Alors que le Parti démocratique de Côte d’Ivoire (PDCI-RDA) traverse l’une des périodes les plus délicates de son histoire récente, une voix issue de sa jeunesse appelle à rompre avec l’escalade des tensions. Invité le mercredi 29 juillet de The Jacques Roger Show, Valentin Kouassi, président national de la Jeunesse du PDCI urbaine (JPDCI Urbaine), a lancé un appel à l’apaisement, exhortant les militants à abandonner les affrontements sur les réseaux sociaux au profit du dialogue interne.
Pour le responsable de la jeunesse, les querelles numériques ne font qu’affaiblir un parti engagé dans une bataille politique majeure. À ses yeux, la cohésion demeure le principal levier de la formation fondée par Félix Houphouët-Boigny pour espérer reconquérir le pouvoir d’État.
Une crise alimentée par les recours judiciaires
Cette prise de position intervient dans un contexte particulièrement tendu. Depuis l’élection de Tidjane Thiam à la présidence du PDCI-RDA, le parti est confronté à une succession de procédures judiciaires engagées par plusieurs de ses membres. Parmi les contestataires figurent notamment Valérie Yapo, Charles Abié Tchétché et Antoine Siaba, qui remettent en cause la régularité de l’élection de l’ancien directeur général de Crédit Suisse. Bien que Tidjane Thiam ait obtenu plus de 97 % des suffrages lors du congrès électif, ses détracteurs estiment que sa candidature ne satisfaisait pas aux exigences prévues par les textes du parti au moment du scrutin. Cette contestation, désormais portée devant les juridictions, a accentué les lignes de fracture entre les différentes sensibilités du vieux parti.
« Les réseaux sociaux ne reconstruisent pas un parti »

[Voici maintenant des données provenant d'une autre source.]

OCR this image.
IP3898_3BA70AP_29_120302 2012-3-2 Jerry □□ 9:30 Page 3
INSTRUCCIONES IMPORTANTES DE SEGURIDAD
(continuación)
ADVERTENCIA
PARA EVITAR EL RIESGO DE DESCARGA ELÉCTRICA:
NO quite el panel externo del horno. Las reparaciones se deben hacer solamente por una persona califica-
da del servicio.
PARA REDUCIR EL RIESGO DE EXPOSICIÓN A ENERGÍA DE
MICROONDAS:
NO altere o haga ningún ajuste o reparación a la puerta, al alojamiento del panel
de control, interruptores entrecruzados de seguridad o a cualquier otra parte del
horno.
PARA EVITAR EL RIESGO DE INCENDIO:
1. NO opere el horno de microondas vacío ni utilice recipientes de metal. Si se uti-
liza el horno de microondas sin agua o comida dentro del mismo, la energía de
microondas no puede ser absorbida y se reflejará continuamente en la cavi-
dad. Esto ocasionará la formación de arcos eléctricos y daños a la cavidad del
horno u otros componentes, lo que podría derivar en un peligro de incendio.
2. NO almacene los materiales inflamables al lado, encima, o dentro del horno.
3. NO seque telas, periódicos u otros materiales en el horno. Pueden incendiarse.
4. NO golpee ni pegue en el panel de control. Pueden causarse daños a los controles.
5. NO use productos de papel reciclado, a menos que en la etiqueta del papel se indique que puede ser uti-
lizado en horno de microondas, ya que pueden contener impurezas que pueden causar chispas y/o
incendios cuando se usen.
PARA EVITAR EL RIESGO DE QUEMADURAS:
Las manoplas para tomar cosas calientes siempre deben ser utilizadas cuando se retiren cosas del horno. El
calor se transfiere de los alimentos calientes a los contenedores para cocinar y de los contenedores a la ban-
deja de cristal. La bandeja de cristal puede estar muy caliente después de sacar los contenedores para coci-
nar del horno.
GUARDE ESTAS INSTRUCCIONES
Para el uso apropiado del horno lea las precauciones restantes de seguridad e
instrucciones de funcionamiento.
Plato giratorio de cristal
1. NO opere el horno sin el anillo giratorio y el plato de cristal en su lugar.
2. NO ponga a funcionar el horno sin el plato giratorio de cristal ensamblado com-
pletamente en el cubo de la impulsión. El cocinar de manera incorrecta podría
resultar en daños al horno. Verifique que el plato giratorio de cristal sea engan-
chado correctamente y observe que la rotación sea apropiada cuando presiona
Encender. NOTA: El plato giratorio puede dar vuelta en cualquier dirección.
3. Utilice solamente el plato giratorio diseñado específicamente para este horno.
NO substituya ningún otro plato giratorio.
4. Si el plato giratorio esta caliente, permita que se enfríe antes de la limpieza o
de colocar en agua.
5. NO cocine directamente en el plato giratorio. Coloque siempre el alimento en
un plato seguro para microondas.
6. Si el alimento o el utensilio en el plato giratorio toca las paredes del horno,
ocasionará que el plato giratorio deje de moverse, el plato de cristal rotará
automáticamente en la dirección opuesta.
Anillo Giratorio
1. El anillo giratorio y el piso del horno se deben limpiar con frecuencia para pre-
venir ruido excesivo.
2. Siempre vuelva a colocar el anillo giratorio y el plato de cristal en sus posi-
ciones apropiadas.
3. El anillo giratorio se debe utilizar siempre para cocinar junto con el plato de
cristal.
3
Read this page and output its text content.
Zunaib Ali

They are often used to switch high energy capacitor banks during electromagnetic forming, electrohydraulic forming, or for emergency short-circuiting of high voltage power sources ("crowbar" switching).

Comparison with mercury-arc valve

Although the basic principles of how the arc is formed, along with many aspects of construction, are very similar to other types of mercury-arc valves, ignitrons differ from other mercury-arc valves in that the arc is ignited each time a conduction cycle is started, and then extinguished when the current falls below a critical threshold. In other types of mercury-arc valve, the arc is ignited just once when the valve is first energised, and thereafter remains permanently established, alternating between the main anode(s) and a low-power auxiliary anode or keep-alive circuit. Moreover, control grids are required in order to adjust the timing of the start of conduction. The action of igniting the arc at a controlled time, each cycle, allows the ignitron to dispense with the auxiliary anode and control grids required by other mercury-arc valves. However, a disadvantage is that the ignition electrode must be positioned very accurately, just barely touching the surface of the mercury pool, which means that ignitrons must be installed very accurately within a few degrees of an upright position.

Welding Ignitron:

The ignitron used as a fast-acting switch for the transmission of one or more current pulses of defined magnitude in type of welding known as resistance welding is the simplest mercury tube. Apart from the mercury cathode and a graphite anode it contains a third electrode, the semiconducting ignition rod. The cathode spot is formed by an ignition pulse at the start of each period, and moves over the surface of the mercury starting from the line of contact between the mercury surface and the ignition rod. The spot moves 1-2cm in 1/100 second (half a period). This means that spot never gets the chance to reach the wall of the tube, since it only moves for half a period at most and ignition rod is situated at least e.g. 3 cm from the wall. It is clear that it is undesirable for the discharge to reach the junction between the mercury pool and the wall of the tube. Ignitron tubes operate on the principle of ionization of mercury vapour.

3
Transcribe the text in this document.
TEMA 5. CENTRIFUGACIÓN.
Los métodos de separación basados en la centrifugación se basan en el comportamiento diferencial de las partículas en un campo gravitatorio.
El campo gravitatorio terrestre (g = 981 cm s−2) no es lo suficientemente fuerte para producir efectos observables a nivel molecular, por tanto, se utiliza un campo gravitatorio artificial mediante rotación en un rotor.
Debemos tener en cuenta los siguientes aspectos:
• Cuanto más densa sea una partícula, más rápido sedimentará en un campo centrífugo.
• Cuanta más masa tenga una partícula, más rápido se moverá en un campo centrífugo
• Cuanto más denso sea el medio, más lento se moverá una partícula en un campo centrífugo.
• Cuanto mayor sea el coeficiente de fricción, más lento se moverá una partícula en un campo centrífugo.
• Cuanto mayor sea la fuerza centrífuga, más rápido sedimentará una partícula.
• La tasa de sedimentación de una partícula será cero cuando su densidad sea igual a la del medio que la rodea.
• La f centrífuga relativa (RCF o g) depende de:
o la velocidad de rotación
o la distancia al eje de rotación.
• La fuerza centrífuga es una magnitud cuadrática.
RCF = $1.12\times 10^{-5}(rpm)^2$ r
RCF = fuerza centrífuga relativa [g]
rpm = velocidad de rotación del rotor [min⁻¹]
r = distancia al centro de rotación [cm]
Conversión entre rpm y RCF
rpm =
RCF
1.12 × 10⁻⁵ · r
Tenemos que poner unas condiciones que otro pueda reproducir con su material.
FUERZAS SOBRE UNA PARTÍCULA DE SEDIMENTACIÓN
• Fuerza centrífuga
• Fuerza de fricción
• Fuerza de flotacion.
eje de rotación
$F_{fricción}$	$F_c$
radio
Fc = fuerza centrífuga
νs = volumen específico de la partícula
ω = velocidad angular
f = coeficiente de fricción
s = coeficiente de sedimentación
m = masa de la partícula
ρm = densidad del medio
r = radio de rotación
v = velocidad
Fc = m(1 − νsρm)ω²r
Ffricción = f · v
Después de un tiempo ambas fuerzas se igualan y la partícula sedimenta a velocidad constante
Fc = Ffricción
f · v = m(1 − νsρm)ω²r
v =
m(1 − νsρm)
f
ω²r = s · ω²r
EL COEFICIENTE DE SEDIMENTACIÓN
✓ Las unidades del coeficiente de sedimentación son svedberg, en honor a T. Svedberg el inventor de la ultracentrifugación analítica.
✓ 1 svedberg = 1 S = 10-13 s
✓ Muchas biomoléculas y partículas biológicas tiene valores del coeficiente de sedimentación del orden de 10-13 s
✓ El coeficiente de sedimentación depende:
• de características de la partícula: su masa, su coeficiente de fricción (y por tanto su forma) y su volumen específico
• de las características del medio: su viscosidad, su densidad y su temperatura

Tout en réaffirmant son soutien au président élu, Valentin Kouassi déplore que ce différend ait quitté le terrain des mécanismes internes de règlement des conflits. Selon lui, la multiplication des attaques personnelles sur les plateformes numériques fragilise davantage l’organisation politique. « Les réseaux sociaux, tels qu’ils sont utilisés aujourd’hui, ne sont pas faits pour aider à la cohésion interne. On ne peut pas aider le parti à aller à la reconquête du pouvoir si nous sommes en train de nous fragmenter à l’intérieur », affirme-t-il.
Pour le président de la JPDCI Urbaine, les divergences d’opinions ne devraient jamais conduire à une guerre ouverte entre militants. Le responsable de la jeunesse estime que les campagnes d’invectives visant certains dirigeants ou militants desservent autant le parti que son président. « On ne rend pas service à Tidjane Thiam en attaquant les cadres. Lorsque le conflit est interne, il faut emprunter d’autres armes : le dialogue. » Il regrette que les positions divergentes soient systématiquement assimilées à des actes de défiance. « En s’attaquant et en clouant au pilori tous ceux qui élèvent des voix contraires, je ne pense pas que cela puisse permettre au parti de consolider son unité pour aller de l’avant. », a-t- il martelé.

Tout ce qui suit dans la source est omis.